The reason for this is complicated, but suffice to say that all modern kernels have this property.
Allocating memory via the kernel also has a significant performance impact, so memory allocators try to minimize the number of kernel calls.
Memory issue due to Memory fragmentation
What is memory fragmentation?
Imagine the heap
as your Lego box. It's where Ruby objects are allocated and stored.
- Over time, your app creates and destroys objects, leaving behind “holes” in the heap like missing Lego pieces.
- These holes are small, scattered chunks of memory that can’t be used for larger objects.

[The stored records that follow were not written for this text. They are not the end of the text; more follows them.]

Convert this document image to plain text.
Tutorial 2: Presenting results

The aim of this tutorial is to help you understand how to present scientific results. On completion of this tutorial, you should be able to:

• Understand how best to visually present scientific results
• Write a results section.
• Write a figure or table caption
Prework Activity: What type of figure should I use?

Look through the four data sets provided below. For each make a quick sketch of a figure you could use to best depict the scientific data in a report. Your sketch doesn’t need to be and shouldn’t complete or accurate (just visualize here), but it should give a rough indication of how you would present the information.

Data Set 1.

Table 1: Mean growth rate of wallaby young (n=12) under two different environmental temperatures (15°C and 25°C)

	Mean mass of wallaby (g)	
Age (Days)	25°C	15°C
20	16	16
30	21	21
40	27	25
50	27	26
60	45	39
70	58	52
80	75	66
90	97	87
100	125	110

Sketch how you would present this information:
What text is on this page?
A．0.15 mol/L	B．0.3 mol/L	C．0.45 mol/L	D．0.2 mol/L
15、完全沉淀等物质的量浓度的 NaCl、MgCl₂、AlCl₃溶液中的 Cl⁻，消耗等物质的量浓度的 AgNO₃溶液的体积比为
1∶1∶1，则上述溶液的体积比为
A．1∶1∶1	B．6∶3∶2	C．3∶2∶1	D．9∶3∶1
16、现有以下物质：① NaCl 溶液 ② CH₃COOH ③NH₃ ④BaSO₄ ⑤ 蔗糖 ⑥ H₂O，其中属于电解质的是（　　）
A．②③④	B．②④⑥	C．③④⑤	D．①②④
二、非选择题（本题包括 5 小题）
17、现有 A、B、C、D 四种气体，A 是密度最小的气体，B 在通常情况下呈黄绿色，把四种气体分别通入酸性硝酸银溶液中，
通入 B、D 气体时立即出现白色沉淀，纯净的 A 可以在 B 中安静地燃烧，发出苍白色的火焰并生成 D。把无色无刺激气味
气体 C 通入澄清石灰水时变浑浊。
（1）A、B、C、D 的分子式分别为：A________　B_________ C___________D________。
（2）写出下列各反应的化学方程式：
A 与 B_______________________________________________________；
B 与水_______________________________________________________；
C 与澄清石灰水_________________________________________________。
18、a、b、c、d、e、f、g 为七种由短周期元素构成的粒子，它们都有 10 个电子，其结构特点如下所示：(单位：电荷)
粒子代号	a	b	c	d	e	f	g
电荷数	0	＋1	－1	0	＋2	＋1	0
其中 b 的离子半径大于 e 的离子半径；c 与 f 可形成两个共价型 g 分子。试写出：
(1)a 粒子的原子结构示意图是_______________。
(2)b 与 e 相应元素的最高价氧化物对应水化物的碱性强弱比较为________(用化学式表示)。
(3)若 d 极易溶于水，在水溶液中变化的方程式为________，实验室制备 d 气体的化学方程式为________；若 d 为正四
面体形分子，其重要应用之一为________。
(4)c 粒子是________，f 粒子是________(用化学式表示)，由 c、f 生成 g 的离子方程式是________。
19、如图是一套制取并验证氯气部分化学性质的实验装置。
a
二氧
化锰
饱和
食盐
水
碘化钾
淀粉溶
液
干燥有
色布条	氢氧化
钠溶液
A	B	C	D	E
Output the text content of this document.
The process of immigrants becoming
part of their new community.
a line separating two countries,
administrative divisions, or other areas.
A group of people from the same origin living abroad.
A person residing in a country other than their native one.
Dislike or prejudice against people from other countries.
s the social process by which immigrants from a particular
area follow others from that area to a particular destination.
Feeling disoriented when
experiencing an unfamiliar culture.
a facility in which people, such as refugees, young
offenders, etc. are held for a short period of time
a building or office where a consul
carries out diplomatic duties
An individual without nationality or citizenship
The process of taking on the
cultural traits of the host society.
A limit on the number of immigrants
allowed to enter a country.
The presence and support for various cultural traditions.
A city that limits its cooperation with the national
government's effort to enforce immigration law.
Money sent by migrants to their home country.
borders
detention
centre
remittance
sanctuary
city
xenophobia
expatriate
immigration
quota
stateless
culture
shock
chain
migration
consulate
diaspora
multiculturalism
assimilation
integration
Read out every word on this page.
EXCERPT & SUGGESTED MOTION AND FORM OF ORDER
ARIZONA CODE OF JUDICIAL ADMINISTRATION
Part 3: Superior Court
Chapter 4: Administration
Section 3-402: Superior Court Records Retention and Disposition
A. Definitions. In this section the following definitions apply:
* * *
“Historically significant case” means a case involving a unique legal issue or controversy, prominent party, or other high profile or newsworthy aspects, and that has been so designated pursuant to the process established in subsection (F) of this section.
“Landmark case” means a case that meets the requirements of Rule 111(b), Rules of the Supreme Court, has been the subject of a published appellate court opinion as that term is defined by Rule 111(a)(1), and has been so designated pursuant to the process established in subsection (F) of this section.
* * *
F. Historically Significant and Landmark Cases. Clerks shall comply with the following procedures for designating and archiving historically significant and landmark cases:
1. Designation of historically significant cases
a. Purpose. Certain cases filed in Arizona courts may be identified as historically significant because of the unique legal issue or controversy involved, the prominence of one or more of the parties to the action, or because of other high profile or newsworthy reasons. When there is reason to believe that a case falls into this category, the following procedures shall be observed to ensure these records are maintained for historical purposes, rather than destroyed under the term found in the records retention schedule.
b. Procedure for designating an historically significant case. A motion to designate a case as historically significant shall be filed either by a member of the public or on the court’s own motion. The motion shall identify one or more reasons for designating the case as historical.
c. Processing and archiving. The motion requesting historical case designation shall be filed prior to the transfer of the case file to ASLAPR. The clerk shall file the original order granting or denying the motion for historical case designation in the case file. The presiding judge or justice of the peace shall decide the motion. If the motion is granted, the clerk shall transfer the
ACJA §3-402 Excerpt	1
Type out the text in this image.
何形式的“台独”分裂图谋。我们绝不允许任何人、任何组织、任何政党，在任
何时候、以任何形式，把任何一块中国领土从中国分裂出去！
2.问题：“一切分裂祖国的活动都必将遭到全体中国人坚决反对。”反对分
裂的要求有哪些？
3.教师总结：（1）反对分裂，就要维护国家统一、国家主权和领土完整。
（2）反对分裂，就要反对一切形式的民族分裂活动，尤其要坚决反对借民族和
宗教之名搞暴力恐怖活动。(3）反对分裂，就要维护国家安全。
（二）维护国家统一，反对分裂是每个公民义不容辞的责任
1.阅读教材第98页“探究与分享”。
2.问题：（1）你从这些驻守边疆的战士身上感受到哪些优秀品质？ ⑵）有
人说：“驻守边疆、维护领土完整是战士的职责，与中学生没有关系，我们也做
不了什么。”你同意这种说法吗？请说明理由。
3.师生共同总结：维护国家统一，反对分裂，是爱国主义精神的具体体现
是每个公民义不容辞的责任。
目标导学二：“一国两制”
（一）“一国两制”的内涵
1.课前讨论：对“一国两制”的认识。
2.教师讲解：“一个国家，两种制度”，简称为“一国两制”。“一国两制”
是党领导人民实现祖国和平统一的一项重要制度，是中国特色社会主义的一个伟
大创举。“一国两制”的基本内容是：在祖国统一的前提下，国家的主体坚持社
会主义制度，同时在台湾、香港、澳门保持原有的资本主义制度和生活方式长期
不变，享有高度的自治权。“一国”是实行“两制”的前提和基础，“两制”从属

- When your app needs a big block of memory (e.g., to load a large image), it has to scan through the fragmented heap, potentially taking longer and even failing if no suitable chunk is found.
Mitigating Memory fragmentation
Reducing Avenues
The major cause of fragmentation appears to be the large number of glibc memory arenas in heavily multi-threaded programs. “Heavily multi-threaded” — sound familiar? That’s Sidekiq. That reduces the “heavily multi-threaded” trigger and leads to less bloat.
Change memory allocator
Change the default memory allocator from glibc to a different one ( like Jemalloc)
Jemalloc vs glibc
Jemalloc in action
The results were very impressive. In fact, the outcome was much better than we expected.
As seen, we were able to bring our peak memory consumption to ~20 GB.